Chapter 4 — Data Collection and Lexical Corpus Building

Bishnupriya Manipuri Dictionary and Language Science Project

Data Collection and Lexical Corpus Building

The foundation of any dictionary project is the collection of lexical data. For the Bishnupriya Manipuri Dictionary and Language Science Project, data collection has been one of the most challenging and time-consuming stages.

Unlike languages that already possess large digital corpora, most Bishnupriya Manipuri lexical material exists only in printed books, handwritten notes, or scattered personal collections. As a result, the first step of the project involved locating and gathering reliable lexical sources.

The goal was not merely to digitize one dictionary, but to create a unified lexical corpus that combines multiple sources while preserving their linguistic differences.

Primary Dictionary Sources

The digital dictionary project primarily draws from three major lexical sources.

Dr. K. P. Sinha’s Bishnupriya Manipuri–English dictionary, which provides bilingual lexical explanations.
L. K. Sinha and Santosh Sinha’s Bishnupriya Manipuri dictionary, which provides definitions within the language itself.
Additional lexical material collected from community usage, literary texts, and personal word lists.

Each of these sources contributes valuable information, but they also present different orthographic traditions and organizational structures.

Therefore, the process of building a unified digital corpus requires careful comparison and normalization of entries.

Digitizing Printed Dictionaries

The transition from printed dictionaries to a digital database is not a straightforward process.

Printed dictionaries often contain complex page layouts, including columns, abbreviations, cross-references, and specialized formatting. These features can make automated digitization difficult.

To convert the printed dictionaries into machine-readable form, several steps were required:

high-resolution scanning of printed pages
optical character recognition (OCR)
manual verification of OCR output
reconstruction of entry structures

Although OCR technology can accelerate digitization, it often introduces errors when processing Indic scripts or complex typographic layouts.

OCR Challenges

One of the most significant obstacles in digitizing Bishnupriya Manipuri dictionaries is the limitation of OCR technology.

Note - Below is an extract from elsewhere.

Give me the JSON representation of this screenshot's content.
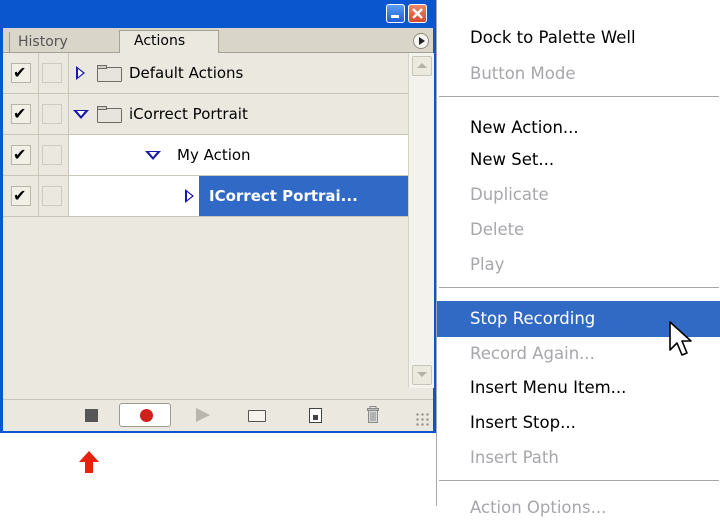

OCR systems are typically optimized for widely used languages and scripts, and they may struggle with specialized orthographic features found in Bishnupriya Manipuri texts.

Common OCR problems include:

incorrect recognition of consonant conjuncts
confusion between visually similar characters
missing diacritic marks
broken words across line boundaries
misinterpretation of punctuation

As a result, every OCR-generated entry must be reviewed manually before it can be added to the lexical database.

Manual Correction and Verification

Because of the limitations of OCR, manual correction forms a central part of the digitization process.

Each dictionary entry must be carefully examined to ensure that:

the word is spelled correctly
the meaning is accurately captured
cross-references are preserved
typographical errors are removed

This process requires not only technical attention but also linguistic judgment. In many cases, the editor must consult multiple sources to confirm the correct spelling or meaning of a word.

Identifying Duplicate Entries

When multiple dictionaries are combined into a single database, duplicate entries naturally appear.

However, identifying duplicates is not always straightforward. Two entries may appear different at first glance because of spelling variation, yet represent the same lexical item.

For this reason, the project employs several strategies to detect potential duplicates:

comparison of normalized spellings
phonological comparison through IPA conversion
manual review of similar entries

This process helps maintain the integrity of the lexical corpus while preserving meaningful spelling variants.

Building the Lexical Database

Once entries have been digitized and verified, they are stored in a structured database.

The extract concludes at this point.